Métiers de la santé · après le bac
Devenir orthophoniste
L'orthophonie ne passe pas par la première année de santé : elle a ses propres centres de formation et sa propre sélection. C'est aussi le métier de santé dont le champ est le plus mal connu — il ne se limite ni aux enfants, ni au langage oral.
Une voie d'accès distincte
Contrairement à la médecine, à la pharmacie ou à la maïeutique, l'orthophonie ne s'atteint pas par la première année commune aux études de santé.
Les centres de formation universitaires recrutent selon leurs propres modalités, via la plateforme nationale d'admission. La sélection combine généralement l'examen du dossier et des épreuves propres au centre, dont la nature varie.
Ces épreuves portent souvent sur la maîtrise de la langue française, le raisonnement logique et les aptitudes à la communication. Elles se préparent, et la qualité de l'expression écrite y compte davantage que dans la plupart des filières de santé.
Le diplôme délivré est un certificat de capacité d'orthophoniste, qui confère le grade de master et autorise l'exercice.
Un champ beaucoup plus large qu'on ne le croit
L'image de l'orthophoniste qui corrige un zézaiement chez un enfant de six ans est très réductrice.
- Langage oral et écrit : retards de langage, troubles spécifiques des apprentissages, dyslexie.
- Troubles neurologiques acquis : aphasie après un accident vasculaire, maladies neurodégénératives.
- Déglutition : troubles de l'alimentation, du nourrisson à la personne âgée.
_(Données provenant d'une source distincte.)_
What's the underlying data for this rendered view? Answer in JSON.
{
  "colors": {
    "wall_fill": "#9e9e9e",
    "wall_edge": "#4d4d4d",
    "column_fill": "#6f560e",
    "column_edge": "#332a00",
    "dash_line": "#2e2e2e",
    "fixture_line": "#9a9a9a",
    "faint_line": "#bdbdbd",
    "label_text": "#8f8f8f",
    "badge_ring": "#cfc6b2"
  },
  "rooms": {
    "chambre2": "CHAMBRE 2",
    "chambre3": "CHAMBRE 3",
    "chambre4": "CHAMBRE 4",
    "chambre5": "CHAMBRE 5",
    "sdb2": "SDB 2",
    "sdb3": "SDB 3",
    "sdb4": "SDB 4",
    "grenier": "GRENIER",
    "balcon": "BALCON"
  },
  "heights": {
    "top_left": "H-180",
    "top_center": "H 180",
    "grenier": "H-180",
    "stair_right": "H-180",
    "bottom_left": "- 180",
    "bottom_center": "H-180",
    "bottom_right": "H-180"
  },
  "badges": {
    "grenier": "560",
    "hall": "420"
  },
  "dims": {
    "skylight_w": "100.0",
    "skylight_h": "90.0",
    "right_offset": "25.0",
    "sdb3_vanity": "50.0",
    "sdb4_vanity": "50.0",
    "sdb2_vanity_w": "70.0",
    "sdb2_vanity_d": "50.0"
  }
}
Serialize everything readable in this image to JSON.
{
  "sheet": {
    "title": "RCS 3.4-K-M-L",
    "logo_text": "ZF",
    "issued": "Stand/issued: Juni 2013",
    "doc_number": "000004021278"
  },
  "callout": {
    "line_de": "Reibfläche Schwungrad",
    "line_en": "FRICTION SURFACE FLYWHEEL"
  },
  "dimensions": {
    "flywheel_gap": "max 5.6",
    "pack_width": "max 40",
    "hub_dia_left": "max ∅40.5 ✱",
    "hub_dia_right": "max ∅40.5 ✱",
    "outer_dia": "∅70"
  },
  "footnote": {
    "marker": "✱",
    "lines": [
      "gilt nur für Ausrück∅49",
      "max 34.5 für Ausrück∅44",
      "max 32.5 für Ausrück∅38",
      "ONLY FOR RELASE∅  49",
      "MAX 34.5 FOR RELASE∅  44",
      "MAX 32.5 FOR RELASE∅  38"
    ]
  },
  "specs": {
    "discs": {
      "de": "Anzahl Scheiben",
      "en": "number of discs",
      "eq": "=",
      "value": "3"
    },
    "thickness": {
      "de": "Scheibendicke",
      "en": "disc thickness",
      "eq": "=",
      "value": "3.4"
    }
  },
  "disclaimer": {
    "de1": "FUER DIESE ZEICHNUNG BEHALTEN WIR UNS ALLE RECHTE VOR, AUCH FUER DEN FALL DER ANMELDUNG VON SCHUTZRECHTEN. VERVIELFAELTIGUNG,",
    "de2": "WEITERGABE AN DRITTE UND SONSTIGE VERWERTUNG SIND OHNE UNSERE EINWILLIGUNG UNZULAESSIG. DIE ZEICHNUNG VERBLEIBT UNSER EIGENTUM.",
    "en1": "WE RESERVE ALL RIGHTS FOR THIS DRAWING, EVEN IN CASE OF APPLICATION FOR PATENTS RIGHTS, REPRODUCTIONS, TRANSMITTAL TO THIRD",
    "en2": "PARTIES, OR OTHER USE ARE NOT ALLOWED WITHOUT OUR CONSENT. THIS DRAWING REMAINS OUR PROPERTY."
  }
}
- Voix : rééducation vocale, y compris chez les professionnels de la voix.
- Surdité : accompagnement de l'acquisition du langage, implants.
- Cognition mathématique : troubles du raisonnement logico-mathématique.
Un métier de relation et de patience
La rééducation orthophonique se joue sur la durée : les progrès se mesurent sur des mois, parfois des années, et ils ne sont pas toujours linéaires.
Cela suppose une capacité particulière : maintenir la motivation d'un patient — enfant ou adulte — alors que les résultats sont lents, et accompagner l'entourage, qui joue un rôle central dans la réussite.
Le travail est individuel dans sa plus grande partie, ce qui convient à certains tempéraments et pèse à d'autres. Il suppose aussi de construire soi-même ses outils et de renouveler ses supports, ce qui demande de la créativité.
La dimension d'analyse est réelle : le bilan orthophonique est un raisonnement diagnostique complet, qui détermine ensuite tout le plan de rééducation.
Les lieux d'exercice
L'exercice libéral en cabinet est de loin le plus fréquent, seul ou en groupe, avec une patientèle mêlant enfants et adultes.
L'exercice salarié existe en établissement de santé, en centre de rééducation, en structure médico-sociale, en institut pour enfants sourds et en établissement scolaire spécialisé.
Beaucoup de praticiens combinent les deux, ce qui permet de varier les publics et de rompre l'isolement du cabinet.
La demande est forte dans une grande partie du territoire, avec des situations très contrastées selon les zones — un élément à prendre en compte dans un projet d'installation.
Se préparer à la sélection
Trois chantiers, dont le premier est le plus long et le plus déterminant.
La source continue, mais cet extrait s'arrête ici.